Fausto Giudice, , 21/11/2023
Le 10 décembre prochain, Javier Milei prendra ses marques à la Casa Rosada, la Maison rose, sur la Plaza de Mayo à Buenos Aires. Le 58ème président argentin s’y installera avec ses chiens clonés, sa sœur raspoutinienne et sa concubine télégénique. Il est censé y rester jusqu’en 2027, à moins qu’il ne s’enfuie en hélicoptère en cours de mandat, comme un de ses prédécesseurs, Fernando de la Rúa, le 20 décembre 2001. Dans ce pays accablé par une politique surréaliste, on peut s’attendre à tout.

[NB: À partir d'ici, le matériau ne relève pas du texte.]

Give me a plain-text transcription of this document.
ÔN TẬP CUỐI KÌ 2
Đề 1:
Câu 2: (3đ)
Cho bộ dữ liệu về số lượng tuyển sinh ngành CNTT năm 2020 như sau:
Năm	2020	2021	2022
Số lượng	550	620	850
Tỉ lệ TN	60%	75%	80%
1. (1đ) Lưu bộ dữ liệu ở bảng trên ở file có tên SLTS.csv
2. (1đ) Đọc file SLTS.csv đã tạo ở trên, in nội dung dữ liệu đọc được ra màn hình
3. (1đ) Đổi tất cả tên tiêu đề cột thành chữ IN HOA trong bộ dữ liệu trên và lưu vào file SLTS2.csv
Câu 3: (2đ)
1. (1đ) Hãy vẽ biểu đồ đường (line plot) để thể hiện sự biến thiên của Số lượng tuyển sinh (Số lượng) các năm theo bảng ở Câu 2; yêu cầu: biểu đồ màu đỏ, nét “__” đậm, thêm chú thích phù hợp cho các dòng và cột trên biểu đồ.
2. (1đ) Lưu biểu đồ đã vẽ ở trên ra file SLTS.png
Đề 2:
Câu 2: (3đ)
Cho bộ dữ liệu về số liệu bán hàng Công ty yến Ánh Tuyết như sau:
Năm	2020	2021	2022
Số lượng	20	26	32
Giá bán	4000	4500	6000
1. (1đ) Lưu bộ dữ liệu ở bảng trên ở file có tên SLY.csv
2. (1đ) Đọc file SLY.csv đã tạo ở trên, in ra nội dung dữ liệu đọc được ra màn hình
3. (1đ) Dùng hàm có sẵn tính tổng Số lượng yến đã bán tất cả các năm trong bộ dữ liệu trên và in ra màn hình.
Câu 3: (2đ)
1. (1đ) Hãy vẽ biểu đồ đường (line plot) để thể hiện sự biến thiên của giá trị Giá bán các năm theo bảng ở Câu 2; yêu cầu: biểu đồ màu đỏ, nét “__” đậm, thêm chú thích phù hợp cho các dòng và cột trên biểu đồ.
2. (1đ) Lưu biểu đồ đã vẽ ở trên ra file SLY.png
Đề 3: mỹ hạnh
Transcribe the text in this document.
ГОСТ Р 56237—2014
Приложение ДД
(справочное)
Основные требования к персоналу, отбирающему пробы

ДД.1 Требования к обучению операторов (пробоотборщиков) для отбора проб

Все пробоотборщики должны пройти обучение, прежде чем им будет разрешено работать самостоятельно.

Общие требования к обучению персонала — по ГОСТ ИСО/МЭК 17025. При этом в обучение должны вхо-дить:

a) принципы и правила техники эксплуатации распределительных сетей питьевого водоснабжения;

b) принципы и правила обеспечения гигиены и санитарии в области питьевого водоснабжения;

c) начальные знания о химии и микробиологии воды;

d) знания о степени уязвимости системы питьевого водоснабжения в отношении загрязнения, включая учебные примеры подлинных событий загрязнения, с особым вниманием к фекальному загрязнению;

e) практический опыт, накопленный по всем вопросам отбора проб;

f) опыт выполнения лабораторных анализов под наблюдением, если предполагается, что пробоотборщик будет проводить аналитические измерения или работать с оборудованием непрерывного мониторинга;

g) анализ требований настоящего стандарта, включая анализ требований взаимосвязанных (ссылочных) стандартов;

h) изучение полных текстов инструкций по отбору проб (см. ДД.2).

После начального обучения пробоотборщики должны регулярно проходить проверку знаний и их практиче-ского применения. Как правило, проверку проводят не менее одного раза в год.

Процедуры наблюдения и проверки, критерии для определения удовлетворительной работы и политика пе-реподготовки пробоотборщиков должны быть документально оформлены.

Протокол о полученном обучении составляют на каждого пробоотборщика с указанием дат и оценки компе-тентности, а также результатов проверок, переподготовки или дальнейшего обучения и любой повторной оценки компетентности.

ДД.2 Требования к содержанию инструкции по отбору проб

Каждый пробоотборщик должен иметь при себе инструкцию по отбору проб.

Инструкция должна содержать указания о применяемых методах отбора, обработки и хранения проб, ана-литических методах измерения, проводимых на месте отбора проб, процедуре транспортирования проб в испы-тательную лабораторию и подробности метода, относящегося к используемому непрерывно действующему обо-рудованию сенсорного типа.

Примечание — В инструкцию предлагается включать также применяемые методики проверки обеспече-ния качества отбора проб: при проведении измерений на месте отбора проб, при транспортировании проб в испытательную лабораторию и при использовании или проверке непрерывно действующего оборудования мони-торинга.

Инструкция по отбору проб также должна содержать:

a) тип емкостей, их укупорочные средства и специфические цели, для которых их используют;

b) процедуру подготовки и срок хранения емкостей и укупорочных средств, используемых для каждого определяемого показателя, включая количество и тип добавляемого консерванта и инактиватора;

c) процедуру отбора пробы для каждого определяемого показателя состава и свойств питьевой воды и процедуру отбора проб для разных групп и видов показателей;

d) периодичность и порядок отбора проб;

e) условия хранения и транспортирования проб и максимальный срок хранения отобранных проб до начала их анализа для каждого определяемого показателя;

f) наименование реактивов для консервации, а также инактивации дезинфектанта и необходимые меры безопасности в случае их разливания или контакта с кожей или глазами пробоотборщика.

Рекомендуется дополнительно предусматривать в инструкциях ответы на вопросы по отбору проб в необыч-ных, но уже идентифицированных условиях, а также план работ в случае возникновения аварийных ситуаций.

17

Au vu de ses prestations publiques depuis quelques années, Milei mérite bien son surnom : El Loco, Le Fou. Il a tout fait, tout dit, tout déballé, sur son enfance malheureuse, la perte de son chien, sa pratique du yoga tantrique, brandissant la tronçonneuse avec laquelle il va décapiter la Banque centrale, le ministère des Femmes, celui de la Culture, celui de la Protection sociale, le musée de la mémoire de l’ex-ESMA. Il va interdire l’avortement, autoriser la vente d’enfants, la vente d’organes, l’armement des bons citoyens épris de légitime défense, il va privatiser le pétrole et le gaz de schiste, et j’en passe. Bref, il n’a pas de programme, mais il a proféré tout au long de la campagne des éructations à tort et à travers. Peu de temps avant le deuxième tour, se rendant compte qu’il était allé un peu trop fort, il a cherché à tranquilliser les électeurs : « Pas de panique, je ne vais pas privatiser la santé et l’éducation ».
Bref, El Loco est un patchwork : une dose de humpy-trumpy, une louche de bolsonase, une effluve de zelenskiade, le tout saupoudré de melono-abascaliades avec un zeste de marino-orbanité, le tout à la sauce porteña.
Et le clown a fait un tabac chez ceux d’en haut, ceux du milieu et, surtout ceux d’en bas.
Les descamisados -les sans-chemise, un terme méprisant pour désigner les gueux, repris à leur compte par les péronistes – avaient fait un triomphe à Juan Domingo Perón en 1946, 1951 et, après le putsch de 1955 qui l’envoya en exil, au début des années 1970. Puis le mouvement péroniste avait explosé, entre factions totalement opposées : d’un côté l’aile marchante révolutionnaire, teintée de marxisme et de théologie de la libération, et l’aile fasciste, dirigée par Lopez Rega, le Raspoutine de Perón et de sa veuve Isabelita, organisateur des commandos de tueurs de la Triple A, l’Alliance Anticommuniste Argentine.
Ressortant de l’ombre après la chute de la dictature en 1983, le péronisme n’a fait que dériver de leader en leader : Menem, Duhalde, Kirchner I (le mari, Néstor) et Kirchner II (la femme, Cristina) et enfin Alberto Fernández. 80 ans après sa naissance au lendemain de la Révolution de 1943, le péronisme est bel et bien mort. Ce qui fut en son temps un raz-de-marée ouvrier et populaire et qui choisit comme premier nom de parti l’inimitable « Parti Unique de la Révolution » avant de se renommer « Parti Justicialiste », puis de changer de nom avant chaque grande échéance électorale, est devenu un panier de crabes se bouffant entre eux dans la course aux fauteuils et aux strapontins.
Les descamisados d’aujourd’hui, les 42% de la population classés comme pauvres, ne sont pas ceux du siècle dernier. Pour 46 millions d’habitants, on compte 38,2 millions de téléphones « intelligents ». Pas étonnant donc que les tiktokeurs aient voté pour un toqué. L’alternative était Monsieur 648% d’inflation, le ministre de l’Économie Sergio Massa. En le présentant comme candidat à la présidence, le postpostpostnéonéopéronisme s’est fait hara-kiri. En témoignent les résultats du vote dans les villas miseria, équivalent argentin des favelas brésiliennes. Dans presque tous ces anciens bastions du péronisme, on a voté pour El Loco, sans comprendre que Le Fou était un Fou du Roi, et que ce roi s’appelle Macri, lequel, tapi dans l’ombre, va tirer les ficelles du nouveau pantin de la Maison rose dollarisée.
« L’homme descend du singe, l’Argentin descend du bateau », dit une vieille blague. Les Argentins vont-ils reprendre un bateau – ou un avion – pour un nouvel exode ? Ou bien vont-ils nous régaler d’une explosion sociale généralisée, un Argentinazo ? Qui vivra verra.